Come scegliamo i libri da leggere? Spesso non lo facciamo, anzi, veniamo scelti.
Allora capita che una serata di agosto mentre passeggi con degli amici per Lecce vedi la vetrina di una libreria aperta. Entri, rovisti ed esci apparentemente senza acquisti, ma vieni gabbato da Mauro che ti mette sotto il naso un libro dicendo "L’ho comprato per regalartelo. Devi assolutamente leggerlo". (Menomale che non ha detto una delle sue frasi solite, tipo "È il punto di arrivo massimo raggiunto dall scrittura" o "È il capolavoro della letteratura dal Duecento ad oggi"…)

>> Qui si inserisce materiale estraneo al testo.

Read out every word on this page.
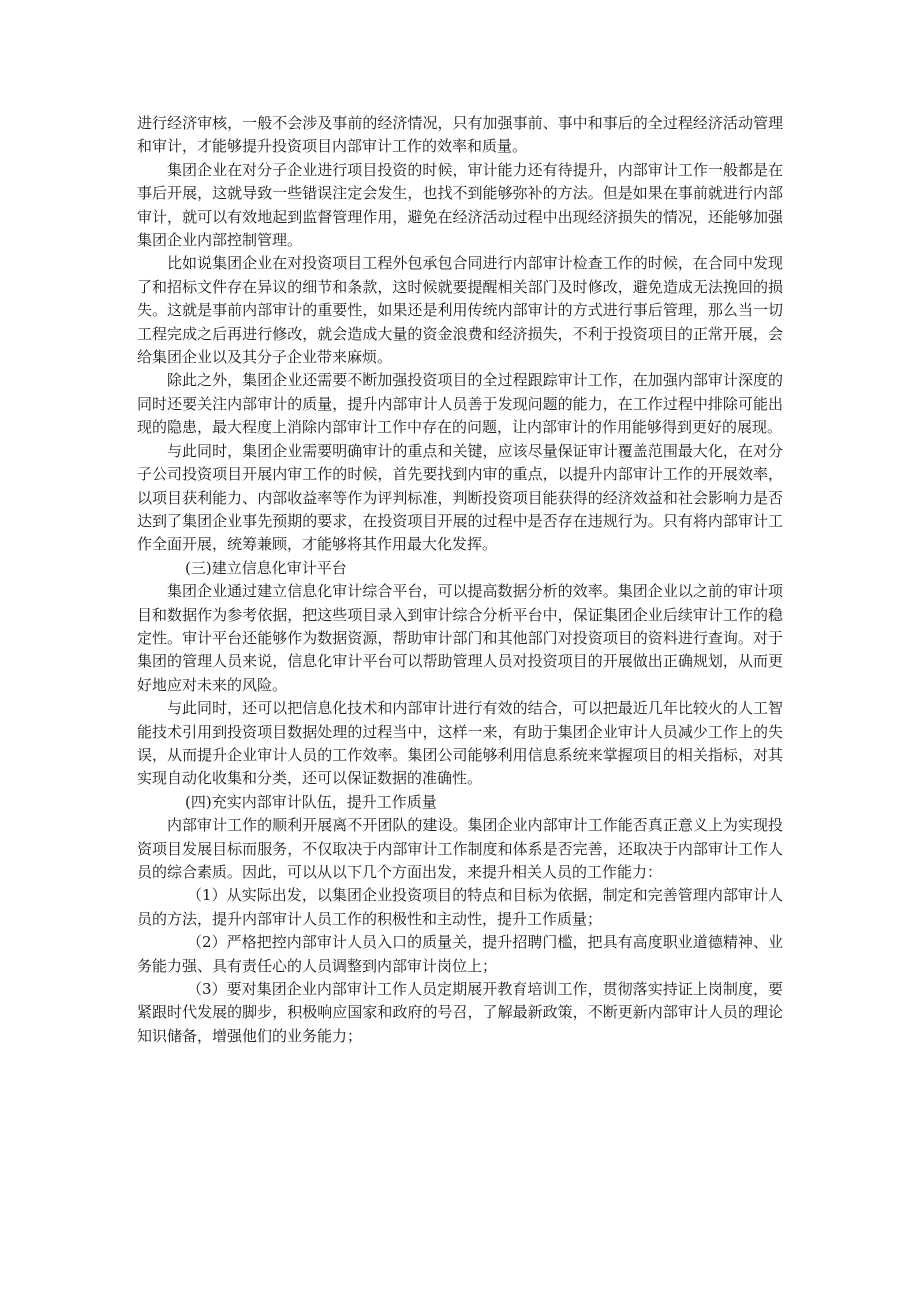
进行经济审核，一般不会涉及事前的经济情况，只有加强事前、事中和事后的全过程经济活动管理和审计，才能够提升投资项目内部审计工作的效率和质量。

集团企业在对分子企业进行项目投资的时候，审计能力还有待提升，内部审计工作一般都是在事后开展，这就导致一些错误注定会发生，也找不到能够弥补的方法。但是如果在事前就进行内部审计，就可以有效地起到监督管理作用，避免在经济活动过程中出现经济损失的情况，还能够加强集团企业内部控制管理。

比如说集团企业在对投资项目工程外包承包合同进行内部审计检查工作的时候，在合同中发现了和招标文件存在异议的细节和条款，这时候就要提醒相关部门及时修改，避免造成无法挽回的损失。这就是事前内部审计的重要性，如果还是利用传统内部审计的方式进行事后管理，那么当一切工程完成之后再进行修改，就会造成大量的资金浪费和经济损失，不利于投资项目的正常开展，会给集团企业以及其分子企业带来麻烦。

除此之外，集团企业还需要不断加强投资项目的全过程跟踪审计工作，在加强内部审计深度的同时还要关注内部审计的质量，提升内部审计人员善于发现问题的能力，在工作过程中排除可能出现的隐患，最大程度上消除内部审计工作中存在的问题，让内部审计的作用能够得到更好的展现。

与此同时，集团企业需要明确审计的重点和关键，应该尽量保证审计覆盖范围最大化，在对分子公司投资项目开展内审工作的时候，首先要找到内审的重点，以提升内部审计工作的开展效率，以项目获利能力、内部收益率等作为评判标准，判断投资项目能获得的经济效益和社会影响力是否达到了集团企业事先预期的要求，在投资项目开展的过程中是否存在违规行为。只有将内部审计工作全面开展，统筹兼顾，才能够将其作用最大化发挥。

(三)建立信息化审计平台

集团企业通过建立信息化审计综合平台，可以提高数据分析的效率。集团企业以之前的审计项目和数据作为参考依据，把这些项目录入到审计综合分析平台中，保证集团企业后续审计工作的稳定性。审计平台还能够作为数据资源，帮助审计部门和其他部门对投资项目的资料进行查询。对于集团的管理人员来说，信息化审计平台可以帮助管理人员对投资项目的开展做出正确规划，从而更好地应对未来的风险。

与此同时，还可以把信息化技术和内部审计进行有效的结合，可以把最近几年比较火的人工智能技术引用到投资项目数据处理的过程当中，这样一来，有助于集团企业审计人员减少工作上的失误，从而提升企业审计人员的工作效率。集团公司能够利用信息系统来掌握项目的相关指标，对其实现自动化收集和分类，还可以保证数据的准确性。

(四)充实内部审计队伍，提升工作质量

内部审计工作的顺利开展离不开团队的建设。集团企业内部审计工作能否真正意义上为实现投资项目发展目标而服务，不仅取决于内部审计工作制度和体系是否完善，还取决于内部审计工作人员的综合素质。因此，可以从以下几个方面出发，来提升相关人员的工作能力：

（1）从实际出发，以集团企业投资项目的特点和目标为依据，制定和完善管理内部审计人员的方法，提升内部审计人员工作的积极性和主动性，提升工作质量；

（2）严格把控内部审计人员入口的质量关，提升招聘门槛，把具有高度职业道德精神、业务能力强、具有责任心的人员调整到内部审计岗位上；

（3）要对集团企业内部审计工作人员定期展开教育培训工作，贯彻落实持证上岗制度，要紧跟时代发展的脚步，积极响应国家和政府的号召，了解最新政策，不断更新内部审计人员的理论知识储备，增强他们的业务能力；
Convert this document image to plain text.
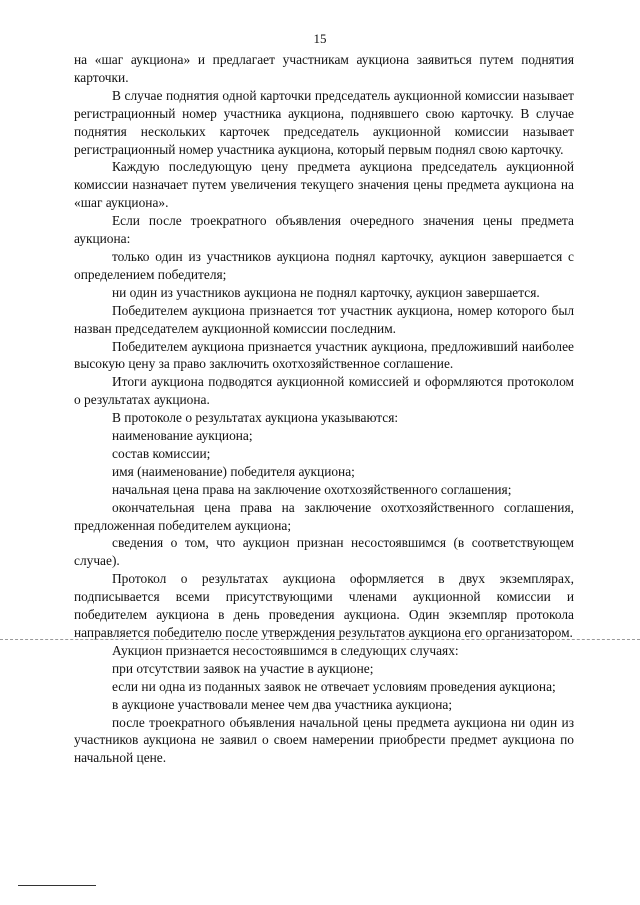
15

на «шаг аукциона» и предлагает участникам аукциона заявиться путем поднятия карточки.

В случае поднятия одной карточки председатель аукционной комиссии называет регистрационный номер участника аукциона, поднявшего свою карточку. В случае поднятия нескольких карточек председатель аукционной комиссии называет регистрационный номер участника аукциона, который первым поднял свою карточку.

Каждую последующую цену предмета аукциона председатель аукционной комиссии назначает путем увеличения текущего значения цены предмета аукциона на «шаг аукциона».

Если после троекратного объявления очередного значения цены предмета аукциона:

только один из участников аукциона поднял карточку, аукцион завершается с определением победителя;

ни один из участников аукциона не поднял карточку, аукцион завершается.

Победителем аукциона признается тот участник аукциона, номер которого был назван председателем аукционной комиссии последним.

Победителем аукциона признается участник аукциона, предложивший наиболее высокую цену за право заключить охотхозяйственное соглашение.

Итоги аукциона подводятся аукционной комиссией и оформляются протоколом о результатах аукциона.

В протоколе о результатах аукциона указываются:

наименование аукциона;

состав комиссии;

имя (наименование) победителя аукциона;

начальная цена права на заключение охотхозяйственного соглашения;

окончательная цена права на заключение охотхозяйственного соглашения, предложенная победителем аукциона;

сведения о том, что аукцион признан несостоявшимся (в соответствующем случае).

Протокол о результатах аукциона оформляется в двух экземплярах, подписывается всеми присутствующими членами аукционной комиссии и победителем аукциона в день проведения аукциона. Один экземпляр протокола направляется победителю после утверждения результатов аукциона его организатором.

Аукцион признается несостоявшимся в следующих случаях:

при отсутствии заявок на участие в аукционе;

если ни одна из поданных заявок не отвечает условиям проведения аукциона;

в аукционе участвовали менее чем два участника аукциона;

после троекратного объявления начальной цены предмета аукциона ни один из участников аукциона не заявил о своем намерении приобрести предмет аукциона по начальной цене.
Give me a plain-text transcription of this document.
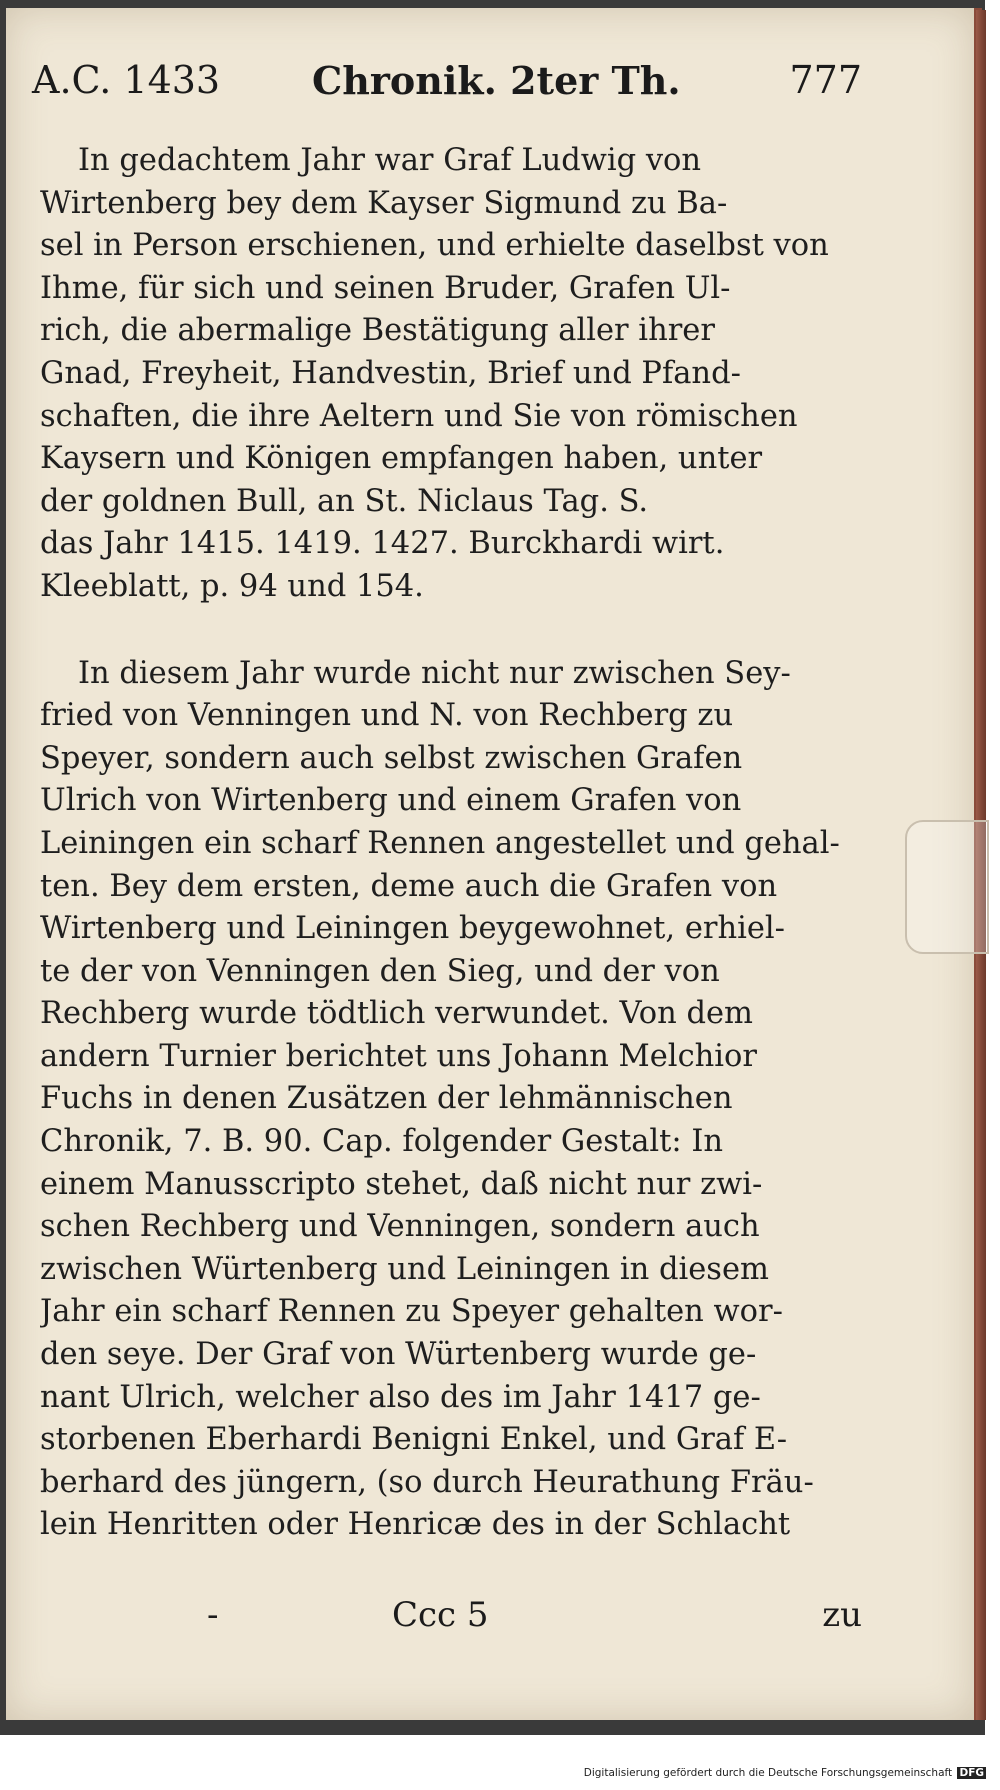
A.C. 1433 Chronik. 2ter Th.	777

In gedachtem Jahr war Graf Ludwig von
Wirtenberg bey dem Kayser Sigmund zu Ba-
sel in Person erschienen, und erhielte daselbst von
Ihme, für sich und seinen Bruder, Grafen Ul-
rich, die abermalige Bestätigung aller ihrer
Gnad, Freyheit, Handvestin, Brief und Pfand-
schaften, die ihre Aeltern und Sie von römischen
Kaysern und Königen empfangen haben, unter
der goldnen Bull, an St. Niclaus Tag. S.
das Jahr 1415. 1419. 1427. Burckhardi wirt.
Kleeblatt, p. 94 und 154.

In diesem Jahr wurde nicht nur zwischen Sey-
fried von Venningen und N. von Rechberg zu
Speyer, sondern auch selbst zwischen Grafen
Ulrich von Wirtenberg und einem Grafen von
Leiningen ein scharf Rennen angestellet und gehal-
ten. Bey dem ersten, deme auch die Grafen von
Wirtenberg und Leiningen beygewohnet, erhiel-
te der von Venningen den Sieg, und der von
Rechberg wurde tödtlich verwundet. Von dem
andern Turnier berichtet uns Johann Melchior
Fuchs in denen Zusätzen der lehmännischen
Chronik, 7. B. 90. Cap. folgender Gestalt: In
einem Manusscripto stehet, daß nicht nur zwi-
schen Rechberg und Venningen, sondern auch
zwischen Würtenberg und Leiningen in diesem
Jahr ein scharf Rennen zu Speyer gehalten wor-
den seye. Der Graf von Würtenberg wurde ge-
nant Ulrich, welcher also des im Jahr 1417 ge-
storbenen Eberhardi Benigni Enkel, und Graf E-
berhard des jüngern, (so durch Heurathung Fräu-
lein Henritten oder Henricæ des in der Schlacht

-	Ccc 5	zu
Digitalisierung gefördert durch die Deutsche Forschungsgemeinschaft DFG
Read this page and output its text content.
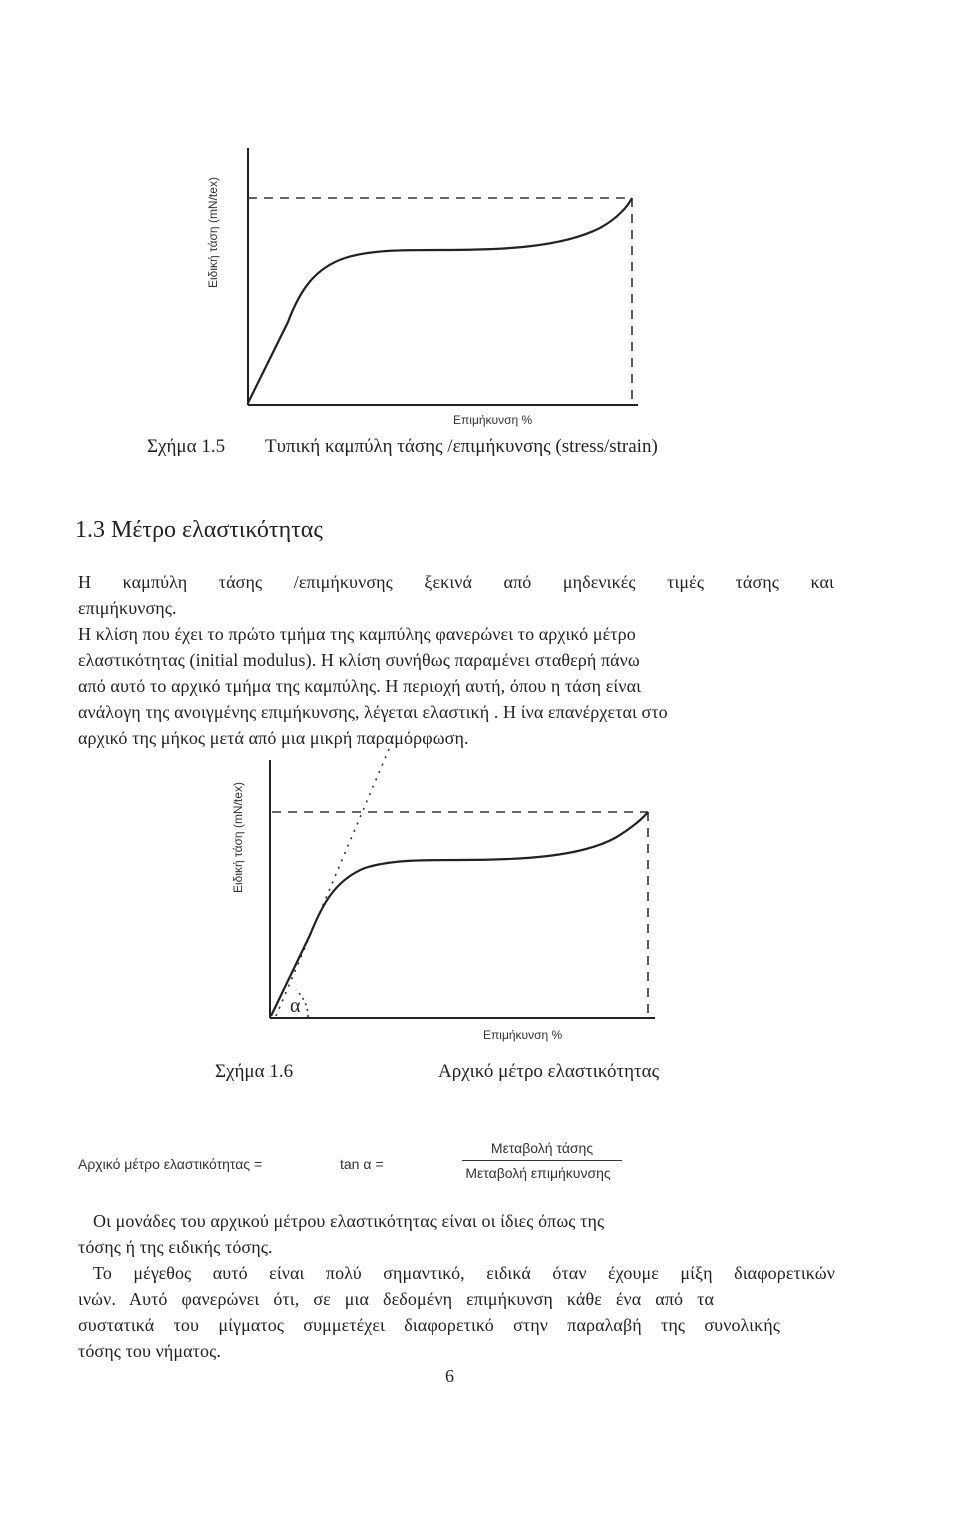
Ειδική τάση (mN/tex)
Επιμήκυνση %
Σχήμα 1.5 Τυπική καμπύλη τάσης /επιμήκυνσης (stress/strain)
1.3 Μέτρο ελαστικότητας
Η καμπύλη τάσης /επιμήκυνσης ξεκινά από μηδενικές τιμές τάσης και
επιμήκυνσης.
Η κλίση που έχει το πρώτο τμήμα της καμπύλης φανερώνει το αρχικό μέτρο
ελαστικότητας (initial modulus). Η κλίση συνήθως παραμένει σταθερή πάνω
από αυτό το αρχικό τμήμα της καμπύλης. Η περιοχή αυτή, όπου η τάση είναι
ανάλογη της ανοιγμένης επιμήκυνσης, λέγεται ελαστική . Η ίνα επανέρχεται στο
αρχικό της μήκος μετά από μια μικρή παραμόρφωση.
Ειδική τάση (mN/tex)
α
Επιμήκυνση %
Σχήμα 1.6	Αρχικό μέτρο ελαστικότητας
Αρχικό μέτρο ελαστικότητας =	tan α =
Μεταβολή τάσης
Μεταβολή επιμήκυνσης
Οι μονάδες του αρχικού μέτρου ελαστικότητας είναι οι ίδιες όπως της
τόσης ή της ειδικής τόσης.
Το μέγεθος αυτό είναι πολύ σημαντικό, ειδικά όταν έχουμε μίξη διαφορετικών
ινών. Αυτό φανερώνει ότι, σε μια δεδομένη επιμήκυνση κάθε ένα από τα
συστατικά του μίγματος συμμετέχει διαφορετικό στην παραλαβή της συνολικής
τόσης του νήματος.
6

Ringrazio Mauro e faccio la conoscenza de "Il profumo", romanzo del 1985 di Patrick Süskind (che, da pessimo lettore di cronache editoriali, ignoravo in toto). Per qualche settimana gravita in buona compagnia sullo scaffale "Da leggere prossimamente" della libreria di casa. Arriva il suo momento, e l’inizio è sorprendente:

"Nel diciottesimo secolo visse in Francia un uomo, tra le figure più geniali e scellerate di quell’epoca non povera di geniali e scellerate figure. Qui sarà raccontata la sua storia. Si chiamava Jean-Baptiste Grenuille, e se il suo nome, contrariamente al nome di altri mostri geniali quali de Sade, Saint-Just, Fouché, Bonaparte ecc., oggi è caduto nell’oblio non è certo perché Grenuille stesse indietro a questi più noti figli delle tenebre per spavalderia, disprezzo degli altri, immoralità, empietà insomma, bensì perché il suo genio e unica ambizione rimase in un territorio della storia che non lascia traccia: nel fugace regno degli odori."

Un incipit davvero irresistibile (riportato anche in 4a di copertina) che lascia presagire gemme e altre meraviglie. Ma questa forza non è espressa in tutto il romanzo, anzi, spesso viene trascurata a scapito della volontà di narrare un percorso delineato, cioè di orchestrare un racconto in cui lo scrittore non vive in maniera intima le passioni dei personaggi.

Mi viene da pensare: come avrebbe reso Dostoevskij il male involontario di Grenouille? Come avrebbe raccontato Joyce i sette anni (stracompressi) nella pancia della montagna? Che affresco di Parigi o di Grasse ci avrebbe dato Balzàc?

Allora vuol dire che qualcosa non torna e, pur riconoscendo a Süskind l’abilità di scrivere dei bei passi e la capacità di ingegnare una bella storia, chiudo il libro facendo un grande respiro e penso che non lo rileggerò.

Postilla: Süskind riesce spesso (non sempre) a rendere con le parole "l’odore" dei profumi complessi e immaginari maneggiati da Grenouille, e questo gli va riconosciuto perché è un piccolo miracolo.